Enter sudo-rs: Rust Rewrites the Rules
The catalyst for Ubuntu’s change is sudo-rs, a ground-up rewrite of the classic C
implementation in the Rust programming language. Canonical shipped sudo-rs as the default
sudo implementation beginning
with Ubuntu 25.10 — a transition that most users never noticed because the command
name and behaviour were otherwise identical.
Then, roughly two weeks before the Ubuntu 26.04 beta window, the upstream sudo-rs project
merged a patch to enable the pwfeedback
option by default. Canonical cherry-picked that patch into Ubuntu 26.04 development builds.
The legacy sudo
package (sometimes labelled sudo-ws) is unaffected; only the sudo-rs path shows asterisks.

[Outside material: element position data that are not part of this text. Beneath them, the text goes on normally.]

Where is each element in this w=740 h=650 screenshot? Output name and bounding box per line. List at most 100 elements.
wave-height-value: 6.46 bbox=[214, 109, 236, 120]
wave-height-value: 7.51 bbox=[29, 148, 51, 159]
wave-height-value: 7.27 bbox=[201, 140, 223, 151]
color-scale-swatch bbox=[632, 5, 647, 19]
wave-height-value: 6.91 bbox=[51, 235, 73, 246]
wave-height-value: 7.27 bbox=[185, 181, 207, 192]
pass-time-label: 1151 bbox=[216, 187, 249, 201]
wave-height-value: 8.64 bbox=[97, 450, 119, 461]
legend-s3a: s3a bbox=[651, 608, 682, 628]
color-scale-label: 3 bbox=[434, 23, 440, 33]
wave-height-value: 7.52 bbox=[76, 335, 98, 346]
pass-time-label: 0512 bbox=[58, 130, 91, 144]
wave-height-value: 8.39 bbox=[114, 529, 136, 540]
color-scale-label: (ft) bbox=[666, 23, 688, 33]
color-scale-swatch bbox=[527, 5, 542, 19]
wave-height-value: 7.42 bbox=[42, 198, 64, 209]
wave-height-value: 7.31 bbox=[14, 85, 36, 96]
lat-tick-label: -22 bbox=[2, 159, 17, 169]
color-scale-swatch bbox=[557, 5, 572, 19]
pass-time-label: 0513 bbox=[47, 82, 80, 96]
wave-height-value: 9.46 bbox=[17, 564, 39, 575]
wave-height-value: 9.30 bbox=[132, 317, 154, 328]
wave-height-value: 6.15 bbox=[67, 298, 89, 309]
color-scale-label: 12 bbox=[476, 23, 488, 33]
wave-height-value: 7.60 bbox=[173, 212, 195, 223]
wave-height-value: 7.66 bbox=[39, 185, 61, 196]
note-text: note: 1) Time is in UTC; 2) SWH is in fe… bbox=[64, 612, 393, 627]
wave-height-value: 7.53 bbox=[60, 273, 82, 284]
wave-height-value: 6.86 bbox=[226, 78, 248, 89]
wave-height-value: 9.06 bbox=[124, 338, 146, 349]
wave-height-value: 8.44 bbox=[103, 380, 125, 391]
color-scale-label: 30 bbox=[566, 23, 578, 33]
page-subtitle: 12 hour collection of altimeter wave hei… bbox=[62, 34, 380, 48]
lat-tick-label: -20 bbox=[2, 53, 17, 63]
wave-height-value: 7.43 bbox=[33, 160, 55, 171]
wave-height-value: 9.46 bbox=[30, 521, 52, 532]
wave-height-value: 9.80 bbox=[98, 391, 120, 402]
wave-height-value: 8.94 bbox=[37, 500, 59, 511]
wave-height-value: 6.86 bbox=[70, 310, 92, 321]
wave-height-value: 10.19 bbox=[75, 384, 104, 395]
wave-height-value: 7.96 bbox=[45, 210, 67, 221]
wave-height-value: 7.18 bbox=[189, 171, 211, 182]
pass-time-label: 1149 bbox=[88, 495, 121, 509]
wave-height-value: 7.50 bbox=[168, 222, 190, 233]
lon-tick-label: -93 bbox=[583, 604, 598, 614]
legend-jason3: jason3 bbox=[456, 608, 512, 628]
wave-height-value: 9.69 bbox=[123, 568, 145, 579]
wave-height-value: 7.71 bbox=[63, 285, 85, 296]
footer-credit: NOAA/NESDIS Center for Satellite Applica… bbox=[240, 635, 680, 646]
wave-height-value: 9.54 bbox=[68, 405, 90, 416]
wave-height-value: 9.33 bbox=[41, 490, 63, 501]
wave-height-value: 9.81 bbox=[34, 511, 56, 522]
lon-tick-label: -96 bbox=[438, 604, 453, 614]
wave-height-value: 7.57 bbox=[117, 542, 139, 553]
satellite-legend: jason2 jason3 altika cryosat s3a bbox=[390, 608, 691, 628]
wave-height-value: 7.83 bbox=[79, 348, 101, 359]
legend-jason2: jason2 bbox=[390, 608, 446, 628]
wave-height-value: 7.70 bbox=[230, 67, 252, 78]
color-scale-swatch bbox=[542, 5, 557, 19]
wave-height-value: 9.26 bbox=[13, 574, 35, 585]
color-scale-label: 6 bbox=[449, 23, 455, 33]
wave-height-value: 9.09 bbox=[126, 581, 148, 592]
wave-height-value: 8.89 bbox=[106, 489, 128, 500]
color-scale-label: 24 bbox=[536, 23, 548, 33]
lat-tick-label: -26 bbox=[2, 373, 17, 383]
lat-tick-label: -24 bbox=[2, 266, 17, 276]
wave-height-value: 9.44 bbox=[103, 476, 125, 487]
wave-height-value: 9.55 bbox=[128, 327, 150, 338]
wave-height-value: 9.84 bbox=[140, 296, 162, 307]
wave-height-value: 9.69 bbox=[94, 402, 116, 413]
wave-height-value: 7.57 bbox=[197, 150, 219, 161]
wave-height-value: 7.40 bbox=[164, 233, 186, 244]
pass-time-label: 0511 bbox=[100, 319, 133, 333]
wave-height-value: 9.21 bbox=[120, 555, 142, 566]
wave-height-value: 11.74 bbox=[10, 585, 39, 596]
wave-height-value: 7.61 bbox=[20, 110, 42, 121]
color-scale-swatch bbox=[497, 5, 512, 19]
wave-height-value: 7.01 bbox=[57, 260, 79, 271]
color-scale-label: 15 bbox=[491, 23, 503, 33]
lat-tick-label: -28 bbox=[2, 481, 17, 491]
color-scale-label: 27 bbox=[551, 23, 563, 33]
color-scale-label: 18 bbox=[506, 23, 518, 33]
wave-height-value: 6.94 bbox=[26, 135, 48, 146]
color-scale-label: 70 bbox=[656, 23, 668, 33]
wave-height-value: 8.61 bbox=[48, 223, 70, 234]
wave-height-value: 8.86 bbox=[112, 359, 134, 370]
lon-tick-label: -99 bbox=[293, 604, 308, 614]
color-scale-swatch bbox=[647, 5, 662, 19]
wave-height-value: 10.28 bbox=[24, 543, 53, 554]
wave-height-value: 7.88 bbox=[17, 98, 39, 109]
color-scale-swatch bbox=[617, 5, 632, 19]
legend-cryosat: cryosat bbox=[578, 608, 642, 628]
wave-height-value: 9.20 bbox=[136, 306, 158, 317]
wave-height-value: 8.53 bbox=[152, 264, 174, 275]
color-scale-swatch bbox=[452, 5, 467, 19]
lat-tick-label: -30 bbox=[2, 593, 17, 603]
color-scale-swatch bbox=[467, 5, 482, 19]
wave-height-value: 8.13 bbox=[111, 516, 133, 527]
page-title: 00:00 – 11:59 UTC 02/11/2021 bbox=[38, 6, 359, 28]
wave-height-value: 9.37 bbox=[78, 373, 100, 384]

sudo created at SUNY Buffalo. Silent password input is the default from day one.pwfeedback be enabled by default to “make sane modern UX decisions.”pwfeedback patch. Canonical cherry-picks it into Ubuntu 26.04 daily builds. Community debate erupts.The Security Argument — Both Sides
Critics of the change point to a bug report whose title captures the sentiment perfectly: “sudo-rs echos * for every character typed breaking historical security measures older than I am.” Ubuntu acknowledged the report and marked it Won’t Fix. The upstream sudo-rs developers similarly declined to back down.
The developers’ counter-argument rests on two pillars. First, the security benefit of hiding
password length is negligible in practice — anyone close enough to count asterisks on a screen
is close enough to hear or watch your keystrokes directly. Second, and more pointedly, most users’
sudo password
is the same as their login password — one that already appears as visible placeholder dots on the
graphical login screen. Hiding asterisks in the terminal while showing them at login is, in the
developers’ estimation, security theatre.
| Aspect | Classic sudo (silent) | sudo-rs with pwfeedback |
|---|---|---|
| Visual feedback | None | One asterisk per character |
| Password length exposed | No | Yes (to shoulder snoopers) |
| Login-screen consistency | Inconsistent — dots shown at GDM | Consistent with graphical prompts |
| New-user experience | Confusing — appears frozen | Confirms input is registering |
| SSH session behaviour | Silent | Asterisks shown in SSH sessions too |
| Revertible? | — | Yes — one sudoers line |
How to Restore the Classic Behaviour
Users and system administrators who prefer the traditional silent prompt can restore it with a
single configuration change. The setting is toggled via the
sudoers
file, which should always be edited through the safe
visudo command to prevent
syntax errors from locking you out.
🔧 Restore Silent Password Input
sudo visudo
Then add the following line to the sudoers file:
Defaults !pwfeedback
Save and close. The change takes effect immediately in new terminal sessions. No reboot required.
The Broader Picture
The asterisk change is part of a wider modernisation underway in Ubuntu 26.04. The release
will ship with GNOME 50 running exclusively on Wayland, Linux kernel 7.0, and further adoption of
Rust-based core utilities — including
uutils/coreutils,
a Rust reimplementation of the standard Unix command-line tools.
The switch to sudo-rs is thus one piece of a broader effort to bring memory safety and, apparently,
modern UX sensibilities to Ubuntu’s fundamental plumbing.
Whether you consider the asterisk change an overdue quality-of-life improvement or a dangerous departure from Unix philosophy, one thing is clear: the option to revert remains firmly in your hands. The developers have simply decided that the default should favour the many newcomers baffled by a blank prompt over the few veterans who cherished it.
Ubuntu 26.04 LTS Resolute Raccoon is scheduled for final release on April 23, 2026.